Computers have languages as well.  Some of these are what is called "general-purpose"
that can do a wide variety of tasks, others are specialized, designed for particular applications.
You've seen html  (which stands for HyperText Markup Language".  html is designed to tell
web browsers what to put on web pages--commands such as "font" for instance.  html is
useless for tasks such as managing accounts or databases.   Think also of carpentry tools:
hammers and saws (the old-fashioned saws) are general-purpose tools.  People used to build
houses with them.  A nail gun is a specialized tool--more popular than a hammer with most
home builders nowadays--but try pulling out a bent nail with a nail gun.

In a program--whether it's a computer program or a "human" program--the order of the
instructions is usually very important.  Consider a simple task such as walking down a
flight of stairs:  you need to pause and think what you actually do here.  You move your left
(say) foot forward over the next step down.  You bend your right knee, keeping your balance
since your left foot is in the air.  When your left foot is on the lower stair you transfer your
weight to that foot, bend your right knee even further so that your right foot is a little
in the air, bring your right foot forward so that it's over the step below where your left foot
is planted, etc.  Thinking about each step (pun intended) in the process complicates matters.

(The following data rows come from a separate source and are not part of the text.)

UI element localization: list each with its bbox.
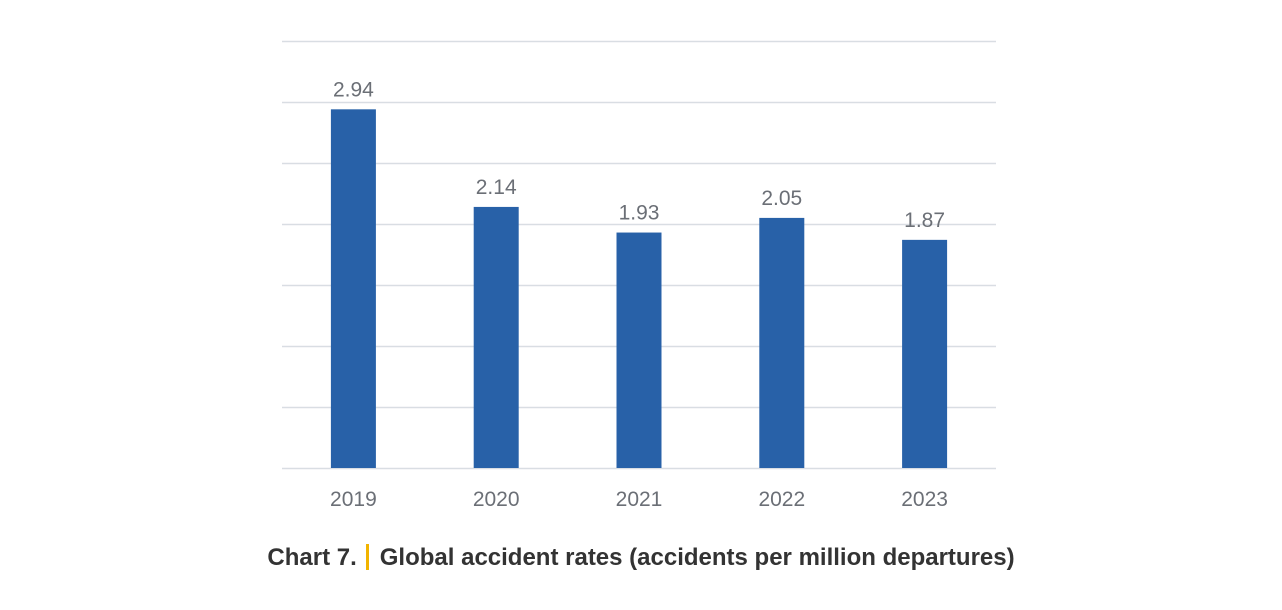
- data-label-2021: 1.93: [619, 202, 660, 225]
- caption-label: Chart 7.: [267, 544, 357, 571]
- data-label-2020: 2.14: [476, 176, 517, 199]
- x-tick-label-2021: 2021: [616, 488, 663, 511]
- x-tick-label-2023: 2023: [901, 488, 948, 511]
- x-tick-label-2019: 2019: [330, 488, 377, 511]
- chart-caption: Chart 7. Global accident rates (accidents…: [0, 544, 1282, 572]
- data-label-2022: 2.05: [761, 187, 802, 210]
- bar-2019: [330, 109, 376, 468]
- caption-title: Global accident rates (accidents per mil…: [379, 544, 1015, 571]
- data-label-2019: 2.94: [333, 78, 374, 101]
- data-labels: 2.94 2.14 1.93 2.05 1.87: [333, 78, 945, 232]
- caption-separator: [365, 544, 369, 570]
- x-tick-label-2022: 2022: [758, 488, 805, 511]
- bar-2023: [902, 239, 948, 468]
- bar-chart: 2.94 2.14 1.93 2.05 1.87 2019 2020 2021 2022 202…: [282, 40, 996, 511]
- bar-2022: [759, 217, 805, 468]
- bar-2020: [473, 206, 519, 469]
- bar-2021: [616, 232, 662, 468]
- x-tick-label-2020: 2020: [473, 488, 520, 511]
- x-axis-tick-labels: 2019 2020 2021 2022 2023: [330, 488, 948, 511]
- data-label-2023: 1.87: [904, 209, 945, 232]
- bars: [330, 109, 948, 469]
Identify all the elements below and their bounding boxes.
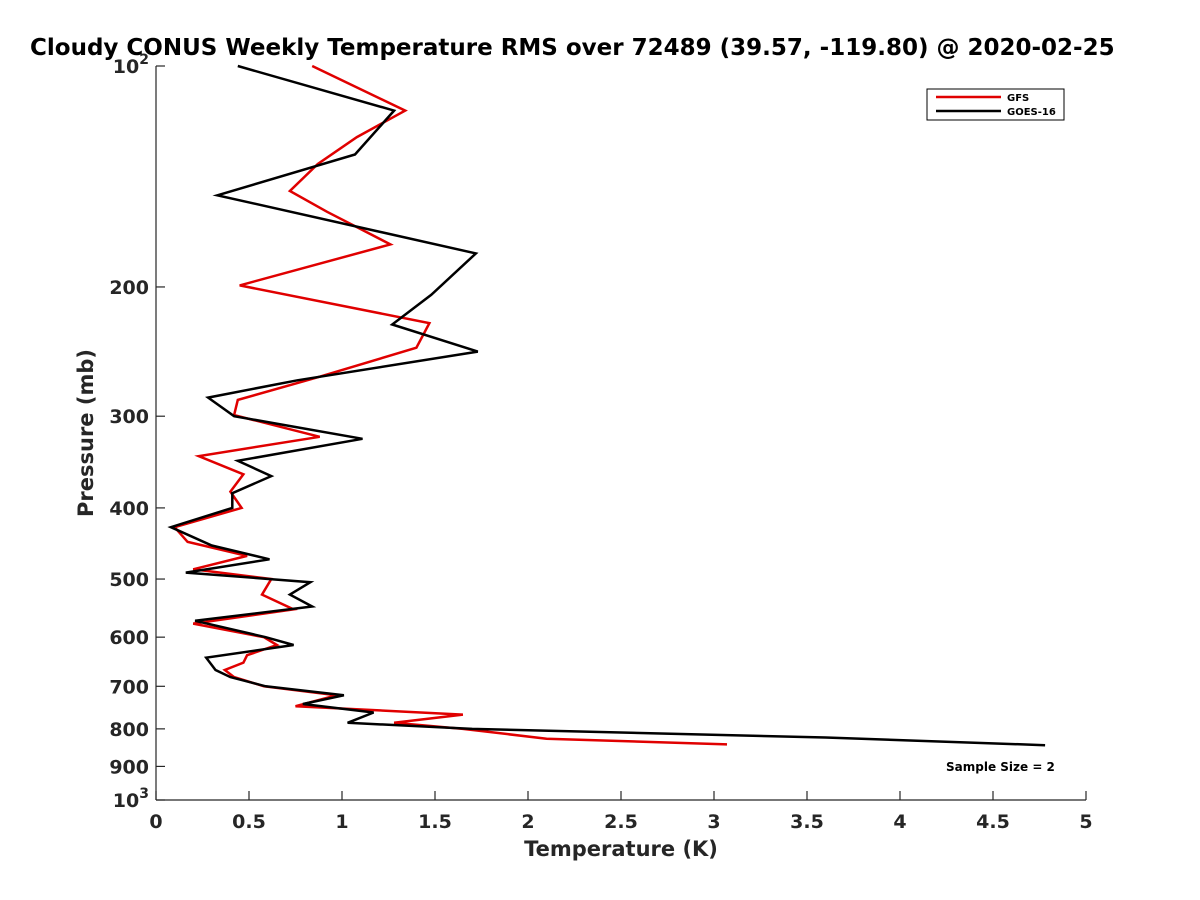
y-tick-label: 700 [109, 676, 149, 698]
y-tick-label: 300 [109, 406, 149, 428]
x-tick-label: 1 [335, 811, 348, 833]
y-tick-label: 200 [109, 277, 149, 299]
legend-entry-gfs: GFS [1007, 93, 1029, 104]
x-tick-label: 1.5 [418, 811, 452, 833]
y-tick-label: 500 [109, 569, 149, 591]
series-line-goes16 [167, 64, 1046, 747]
y-tick-label: 600 [109, 627, 149, 649]
chart-title: Cloudy CONUS Weekly Temperature RMS over… [30, 35, 1115, 61]
x-tick-label: 4 [893, 811, 906, 833]
y-tick-label: 400 [109, 498, 149, 520]
x-tick-label: 0.5 [232, 811, 266, 833]
series-layer [167, 64, 1046, 747]
y-ticks: 102 200 300 400 500 600 700 800 900 103 [109, 52, 165, 812]
y-tick-label: 800 [109, 719, 149, 741]
x-tick-label: 2.5 [604, 811, 638, 833]
x-tick-label: 2 [521, 811, 534, 833]
sample-size-annotation: Sample Size = 2 [946, 760, 1055, 774]
series-line-gfs [172, 64, 728, 746]
legend: GFS GOES-16 [926, 88, 1065, 121]
legend-box [926, 88, 1065, 121]
x-tick-label: 0 [149, 811, 162, 833]
x-tick-label: 4.5 [976, 811, 1010, 833]
x-tick-label: 3 [707, 811, 720, 833]
legend-entry-goes16: GOES-16 [1007, 107, 1056, 118]
y-tick-label: 103 [113, 786, 149, 812]
y-axis-label: Pressure (mb) [74, 349, 98, 517]
y-tick-label: 900 [109, 756, 149, 778]
x-ticks: 0 0.5 1 1.5 2 2.5 3 3.5 4 4.5 5 [149, 791, 1093, 833]
y-tick-label: 102 [113, 52, 149, 78]
x-tick-label: 5 [1079, 811, 1092, 833]
x-tick-label: 3.5 [790, 811, 824, 833]
x-axis-label: Temperature (K) [524, 837, 718, 861]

The sequencing of the operations is vitally important--otherwise you'd fall down every
flight of stairs.  Suppose, for example, when your left foot is in the air prior to bending your
right knee you move your right foot forward (how the heck could I do that? you might think).
Down the stairs you tumble.  Or suppose you bend your right knee prior to moving your left
foot forward--you fall over to your right, then down the stairs you tumble.   It seems almost
like a miracle that you could ever descend a flight of stairs.  Computer programs have the
same problems--the order/sequence of instructions is usually vital.  Consider your html
pages you created.  For most of html, when you have something like <A you'll later on need
to do </A.  If you put </A before the <A, html gets all confused.  The order of things does
indeed matter!

 We are going to be teaching you a general-purpose programming language called
Python.  There are lots of general-purpose languages, including basic, FORTRAN, C, C++,
etc, and some of these, such as FORTRAN (FORmula TRANslation) date back to the 1950's.
What we want to do is to teach you the basics of a general-purpose programming language.
We are not going to make you into experts, nor is that our wish or intention.  There are two
basic kinds of computer software.  One kind is special-purpose, such as html.  The other
kind is general-purpose, such as Python.  When you look at web pages, you're making use
of special-purpose languages.  But the browser itself--Firefox, Explorer, etc--will be
written in a general-purpose language.  Notepad, Word, Excel, Quake, Windows XP, etc
are all written in general-purpose languages.  A general-purpose langauge needs good
facilities for doing input and output, making decisions based on data values, etc.  Think
of a game like Quake or Doom--there are an awful lot of different things you can do at any
time--such as going to a pop-up window that lets you change weapons.  We want to give
you a flavor of what general-purpose languages need to be able to do--this will help you
to understand further about what computer software is actually doing inside your machine.